Not even going to lie, we have been eating a lot of tater tot casserole and scrambled eggs at our house. Usually when I’m on duty in the kitchen – my husband is still feeding us well without resorting to the easily unhealthy comfort food I’ve been dreadfully attached to lately. In my defense, I haven’t eaten grains or legumes of any kind (I’m still eating white potatoes and some refined sugar, so I dare not say I’m eating paleo, lest I offend the paleo purists of the world). About six weeks ago, I was getting terribly sick every time I ate, to the point it became debilitating, and I have long suspected (okay, known) that grains and legumes give me trouble. It was painful enough that I had a real come-to-Jesus moment and finally realized I couldn’t go on eating the same way I always have. Already being gluten-free due to my son’s celiac disease, this meant that I needed to jump off the proverbial cliff into no gluten-free grains anymore either… so no rice, no corn, no oats… do you know how many things are made from those three grains? Plus no legumes… so not only no beans, but no peanuts. And while my digestive issues are cleared up at six weeks off that stuff, I’ve not been excited about food. I don’t care what people say, it’s a rough way to eat, especially after 30-some odd years of enjoying all the baked goods and starchy comfort foods I’d wanted. I’m just not the kind of person that can enjoy cauliflower “rice” and I hate sweet potatoes. I’ve tried them too many times in too many ways, and it still amounts to depression on a plate for me.
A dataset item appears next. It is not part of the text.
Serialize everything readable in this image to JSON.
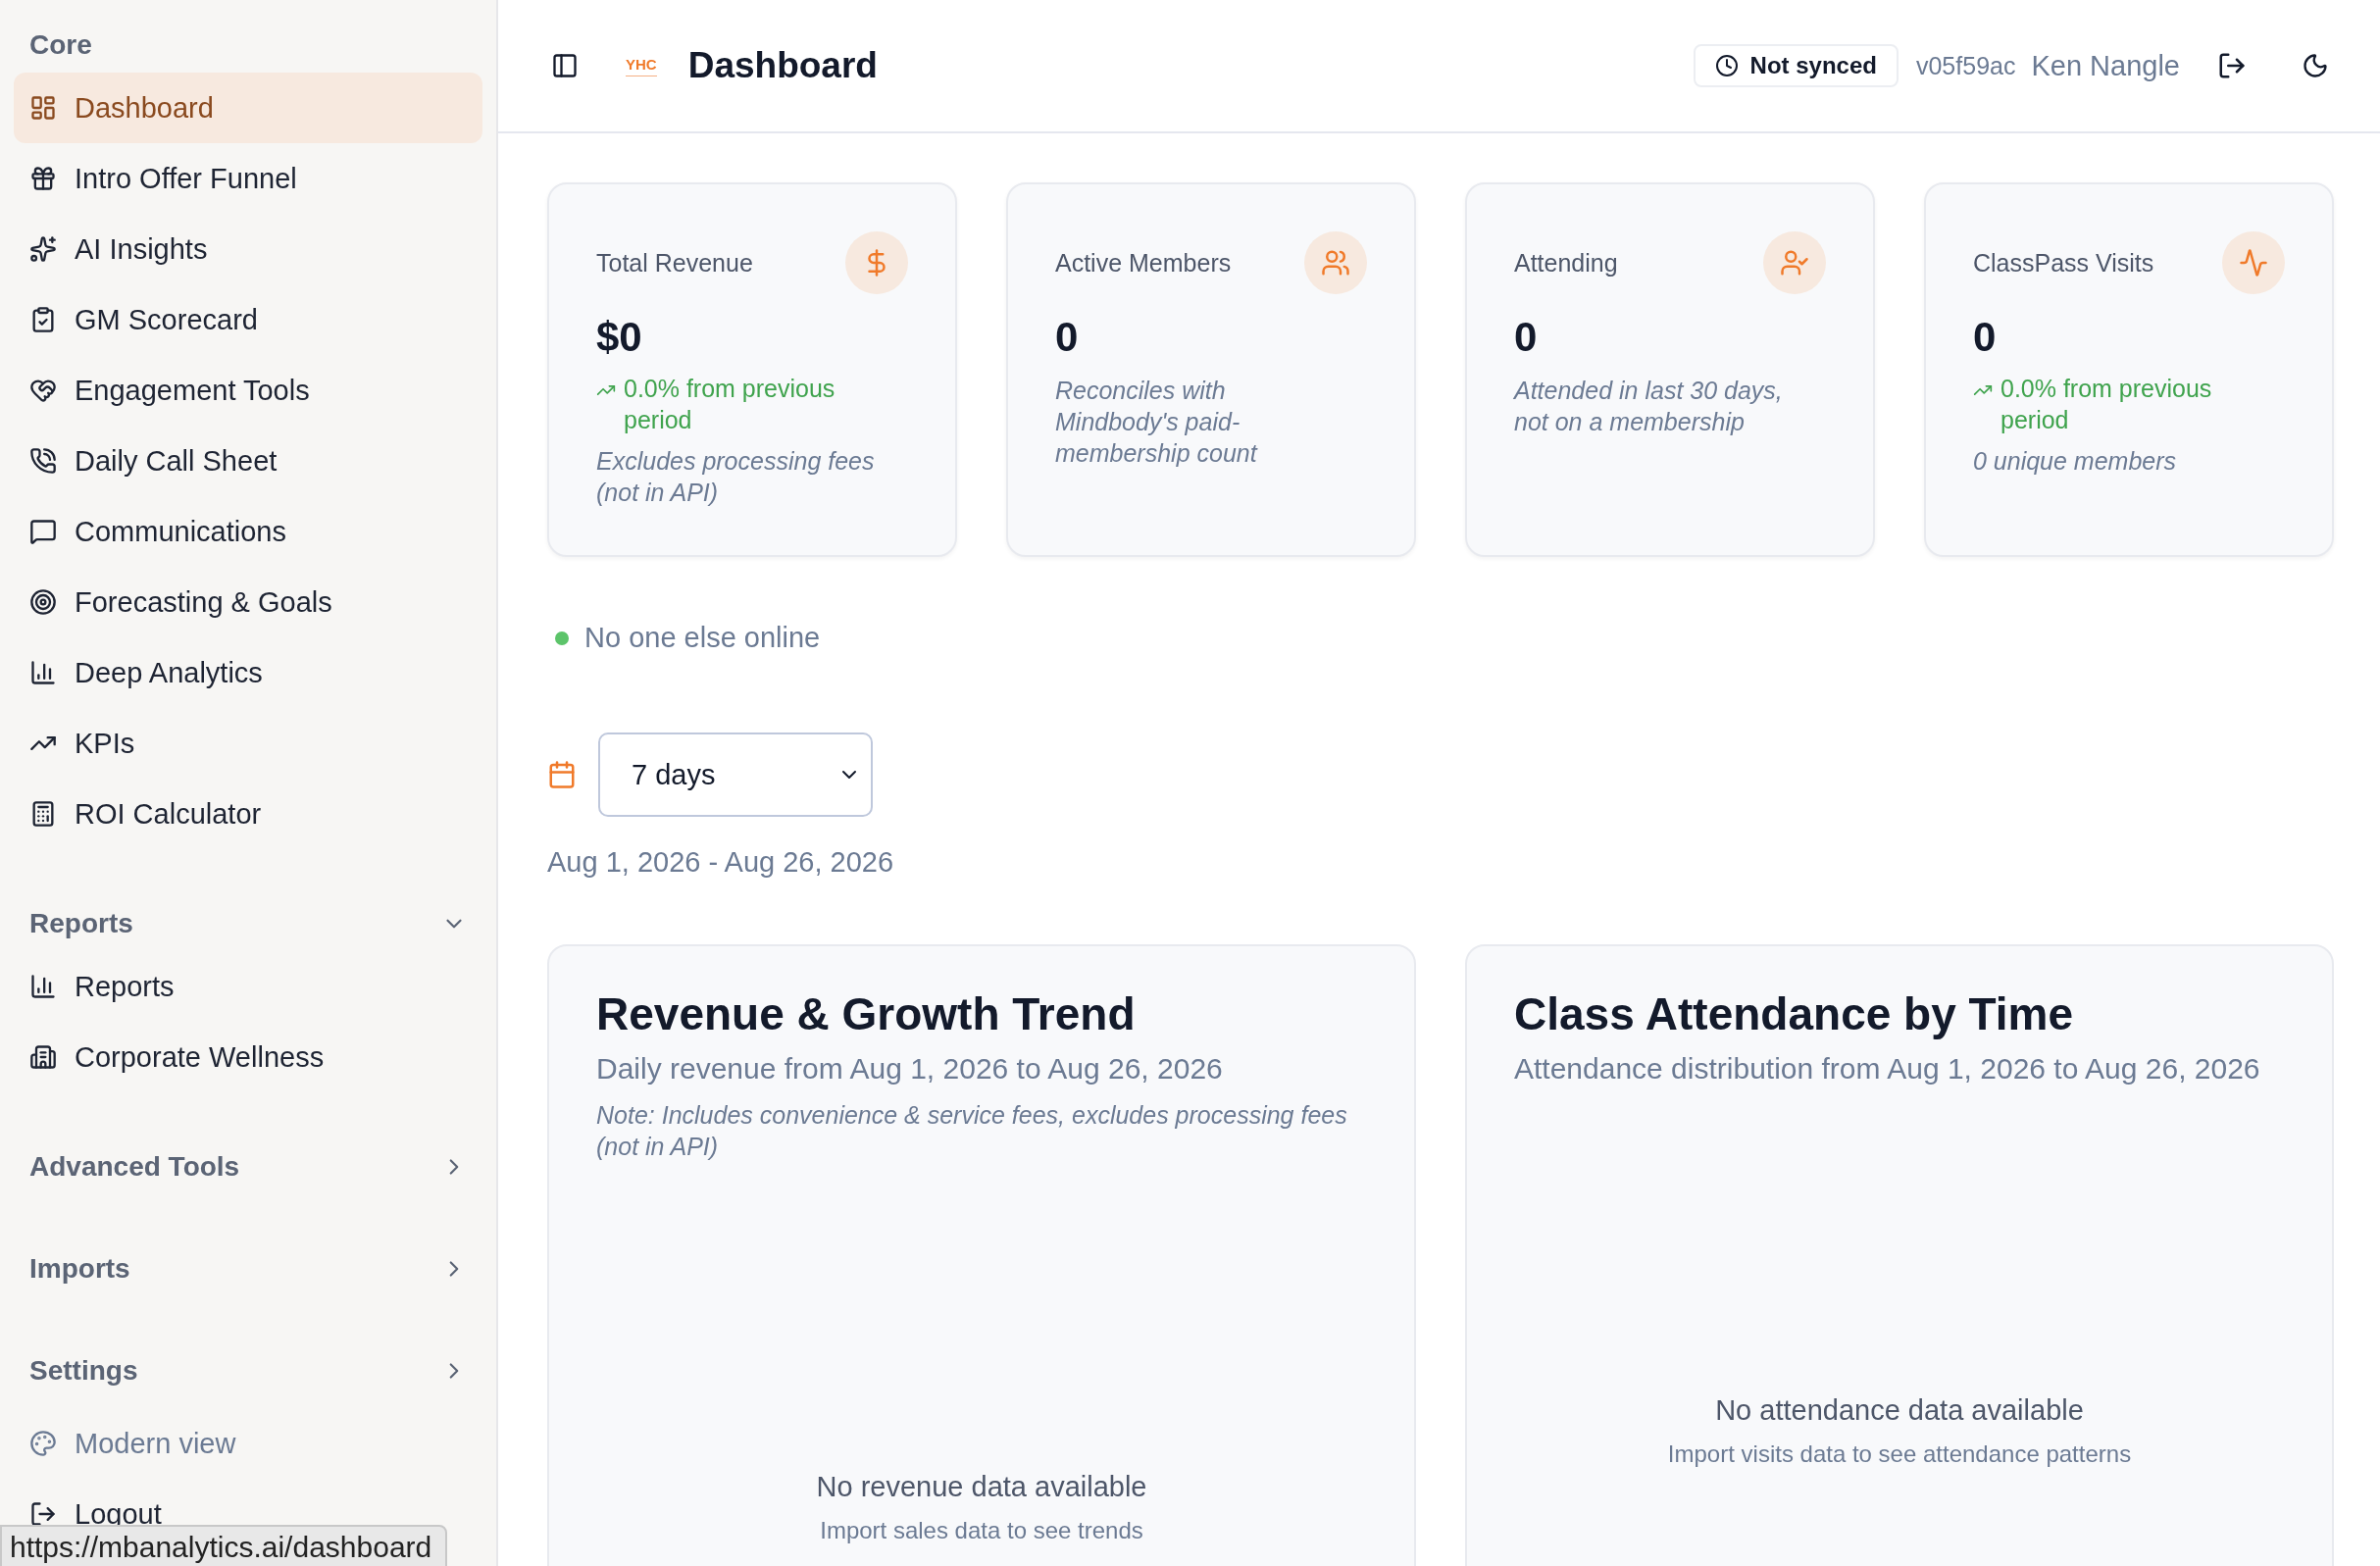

So eating and cooking have been hard, and I haven’t felt inspired to cook. But we’ve been doing better with other things lately (we’re going out for proper wilderness hikes every weekend for 2-3 miles, and walking a few nights per week around the neighborhood) so I didn’t want to fall into another lazy food dinner pattern of nuggets and fries. So I hit my Pinterest boards to actually make something I pinned for once, and settled on an unwrapped potsticker meatball soup. The kiddo and I worked on it together, and it was the first time in a long time we cooked together, instead of me just throwing something together in haste. It was a wonderful experience and the soup was tasty. And then fortunately, I felt that little spark of food joy, and maybe the tide is turning. Now I’m thinking of things I’ve been missing that we haven’t made in awhile, like leek and potato soup and tonkatsu. Never mind that I usually serve the tonkatsu with a side of rice; steamed broccoli will be just as nice instead. And then my Pinterest boards offered up more appealing possibilities – chicken saltimbocca and taco-stuffed sweet peppers (no need for forbidden GF tortillas). So a grocery list was created and the dreariness of eating the same old calories day after day is subsiding into memory. And hopefully it stays that way for awhile, because food ruts take the joy out of eating, and since it’s such a fundamental activity, shouldn’t it be more than a chore? I’m cautiously optimistic that maybe someday I’ll be able to eat grains and legumes from time to time as a treat without doubling over in pain, but time will tell. Until then I’ll try find the sparks of food joy where I can. And today, it was in unwrapped potsticker meatball soup, lovingly crafted with my real joy of this life, my son.